Siting a Solar Array
Some businesses place PV arrays on parking lot canopies, atop pole mounts, or on racks in open fields, but the majority are sited on rooftops. Important criteria to consider when selecting the location for a commercial PV installation are how much sun exposure the site has, the condition of any of the site’s building surfaces, and the presence of any objects that will shade the array. These are all factors that the solar contractor will take into account when sizing a system to develop a quote.
In general, a flush-mounted array on a slanted roof will be the least expensive option; a ballasted array that’s angle-mounted on a flat roof will be more expensive and have a larger footprint. A PV array should not be sized and sited to use all available space. Rather, it should be sized to provide the best economic scenario for the business and to fit appropriately within the available space.
Estimate the available solar resource. Solar resource refers to the average annual amount of sunlight that reaches a given site. The greater the solar resource, the more energy a particular PV array will generate. One of the most powerful and simple tools to help with this type of site evaluation is a free online tool from the National Renewable Energy Laboratory called PVWatts. This tool allows you to quickly estimate system output throughout the year based on geographic location and system setup.
Determine the condition of the existing roof. It’s vital for businesses to be apprised of the condition of their roof prior to installing a PV array because once the array is in place, the cost of any necessary repairs will be substantially greater. So if the existing roof is in poor condition, the time to address that problem is before the array is installed.

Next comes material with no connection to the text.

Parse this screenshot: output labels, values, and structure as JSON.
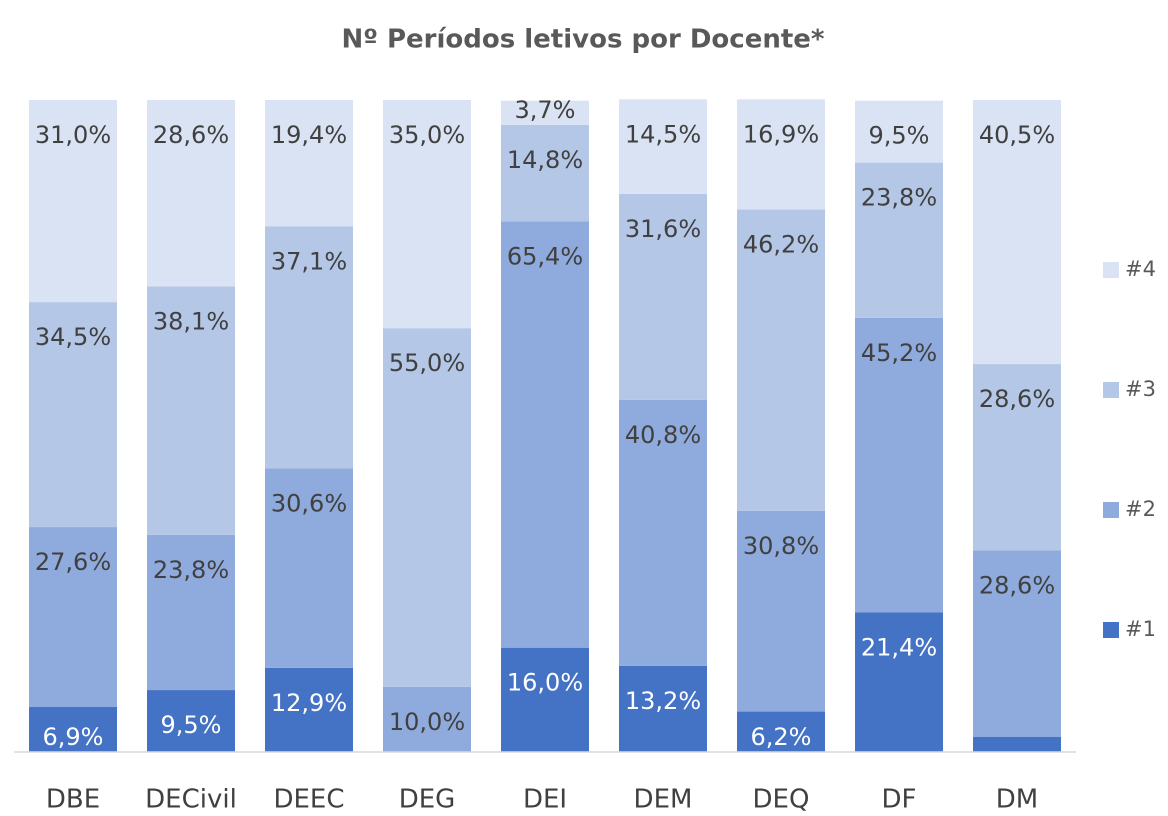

Minimize the impact of shading. When an individual cell within a module or an individual module within an array is shaded, its output will be reduced—and typically to a much greater degree than simply the proportion of the area that’s shaded. This can be an even larger problem for some polycrystalline modules because of the way they’re built—their panels effectively shut down when heavily shaded or covered with snow. When siting an array, the contractor will assess the local “solar window” for it, effectively estimating the unshaded region of sky at different times of the year.
Measurement tools and software made by companies such as Solar Pathfinder and Solmetric are available to help PV array owners and contractors estimate the solar window for a proposed or existing array. They can also predict or measure performance throughout the year. Proper and regular tree maintenance can help maintain the original solar window for a given PV system, especially for systems mounted at ground level.
Financing a Solar Installation
Finance mechanisms can play a significant role in determining the cash-flow scenario and net present value for commercial PV systems. Capital and operating leases are among the most popular financing options. Another often-used option is power purchase agreements, which enable business owners to establish contracts for the sale of future power generated at their facility, whether to a utility, to another third-party aggregator, or even to a financial vehicle such as a yieldco, which effectively treats future anticipated power production as a tradable resource.
Whichever financing structure you settle on, the solar array should be sized in such a way that either the monthly payments for the system, including any applicable maintenance fees or taxes on avoided utility expenses, are lower than the avoided costs (the electric bills) or the yields on power traded exceed amortized system costs. And of course, the ideal financial investment plan should break even in fewer than 30 years and include all anticipated lifetime costs (such as replacement inverters and modules and maintenance costs).